The Tragic Story Behind Don McLean's American Pie

Don McLean's "American Pie" is one of the most well-known songs in the United States. It's transported many of us back in time whether we were actually alive then or not. The Recording Industry Association of America puts the song at number 5 on their list of "songs of the century." Most people know the chorus at least, but we don't expect you to know every lyric of the song since it's an epic that runs over eight minutes long. Plus, the lyrics are cryptic and difficult to understand. People have spent decades trying to figure out exactly what they mean, but have fallen short ... maybe.

No one knows for sure if their lyrical theories are right or wrong, since McLean likes to respond to questions about the song's meaning with statements like, "It means I never have to work again." That part, at least, is true. The song has made the artist millions. He has other songs as well, but none of them have near the acclaim or listenership as his mysterious "American Pie." Only recently, as the original hand-written lyrics for the song went up for auction, did the world learn anything about the meaning behind the song. It's a sad story that definitely doesn't mean what you think.

Popular theories about the lyrics that might be wrong

Since McLean has never actually told people the meaning of the lyrics to "American Pie," fans have had to spend the last half-century trying to figure it out on their own. One of these theories that gets shot down by a little thing we call "history" says that "American Pie" was the name of Buddy Holly's plane that went down, but the plane was actually called a Beechcraft Bonanza, according to History. Another theory associates the lyrics with Holly's death. (We'll get to that one in a bit.)

"When the jester sang for the king and queen, in a coat he borrowed from James Dean" is another line that falls into this way of thinking. The "jester" is usually attributed to Bob Dylan stealing the fame that belonged to Elvis, but according to The Guardian, McLean hasn't said who this jester was meant to be. As BBC points out, James Dean's jacket is clearly on the album cover for The Freewheelin' Bob Dylan, so the evidence does point toward Dylan, but they also theorize that the "king and queen" could very well be referring to the folk musicians Pete Seeger and Joan Baez, who came before Dylan. Basically, the point here is we don't know much about the song, but McLean has shed a little light on these mysterious lyrics for the first in what seems like ever.

The tragic influence behind American Pie

"American Pie" is widely accepted as a critique of the '60s and how American culture would never be the same. Of course, it also references the '50s as some sort of magically innocent time period in history. That analysis may be at least partially correct, but after Don McLean opened up (a bit) about the secret influence behind the song's lyrics for the first time in a recent interview with The Guardian, we know that a lot of song carries a more personal meaning.

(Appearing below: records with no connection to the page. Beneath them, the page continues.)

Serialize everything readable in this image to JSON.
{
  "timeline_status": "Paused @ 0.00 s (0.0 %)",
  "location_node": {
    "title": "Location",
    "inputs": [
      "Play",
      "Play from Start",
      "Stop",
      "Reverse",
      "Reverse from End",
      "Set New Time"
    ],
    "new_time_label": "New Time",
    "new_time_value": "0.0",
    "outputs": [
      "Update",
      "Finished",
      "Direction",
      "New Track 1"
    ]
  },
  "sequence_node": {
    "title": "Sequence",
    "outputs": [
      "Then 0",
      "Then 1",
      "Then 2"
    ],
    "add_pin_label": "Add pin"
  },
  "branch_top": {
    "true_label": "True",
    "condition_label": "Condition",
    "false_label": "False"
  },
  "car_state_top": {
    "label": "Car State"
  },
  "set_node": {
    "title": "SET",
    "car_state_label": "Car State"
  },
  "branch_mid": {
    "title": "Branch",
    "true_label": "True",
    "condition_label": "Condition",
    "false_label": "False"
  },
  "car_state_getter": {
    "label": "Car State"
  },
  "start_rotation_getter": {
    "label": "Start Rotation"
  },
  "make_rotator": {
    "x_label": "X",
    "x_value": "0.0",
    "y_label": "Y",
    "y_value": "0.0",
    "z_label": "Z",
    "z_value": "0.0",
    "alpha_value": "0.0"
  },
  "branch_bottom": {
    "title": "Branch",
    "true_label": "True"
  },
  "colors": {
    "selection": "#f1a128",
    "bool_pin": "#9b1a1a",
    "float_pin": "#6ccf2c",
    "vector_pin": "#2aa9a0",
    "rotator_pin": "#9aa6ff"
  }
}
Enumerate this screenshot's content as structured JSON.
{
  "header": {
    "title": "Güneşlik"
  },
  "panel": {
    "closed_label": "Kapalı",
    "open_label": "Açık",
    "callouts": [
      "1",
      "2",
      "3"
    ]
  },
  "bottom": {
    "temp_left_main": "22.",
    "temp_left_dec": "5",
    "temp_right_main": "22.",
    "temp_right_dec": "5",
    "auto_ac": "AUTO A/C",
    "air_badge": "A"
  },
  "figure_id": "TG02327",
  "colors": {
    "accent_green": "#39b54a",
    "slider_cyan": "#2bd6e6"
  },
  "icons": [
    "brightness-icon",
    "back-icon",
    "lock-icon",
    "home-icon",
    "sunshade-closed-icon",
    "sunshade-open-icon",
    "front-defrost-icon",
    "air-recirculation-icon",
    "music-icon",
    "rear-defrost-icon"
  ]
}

The interviewer asked McLean about the opening of the song, wondering if it was actually meant to refer to Buddy Holly's tragic death in 1959, as most people have accepted as truth, even though McLean has never said that's what it meant. The singer-songwriter then revealed that it had to do with another tragedy: his father's death. "That's why I don't like talking about the lyrics because I wanted to capture and say something that was almost unspeakable. It's indescribable," McLean said. "'American Pie' is a biographical song."

McLean's father died in front of him in 1961, according to Daily Mail. The experience was traumatizing to the young musician, who says he "cried for two years." It was probably all the more difficult for McLean since he allegedly had a premonition of his father's death days before the accident. "The day the music died" could very well refer to McLean's hopes dying along with his father. Heavy, right?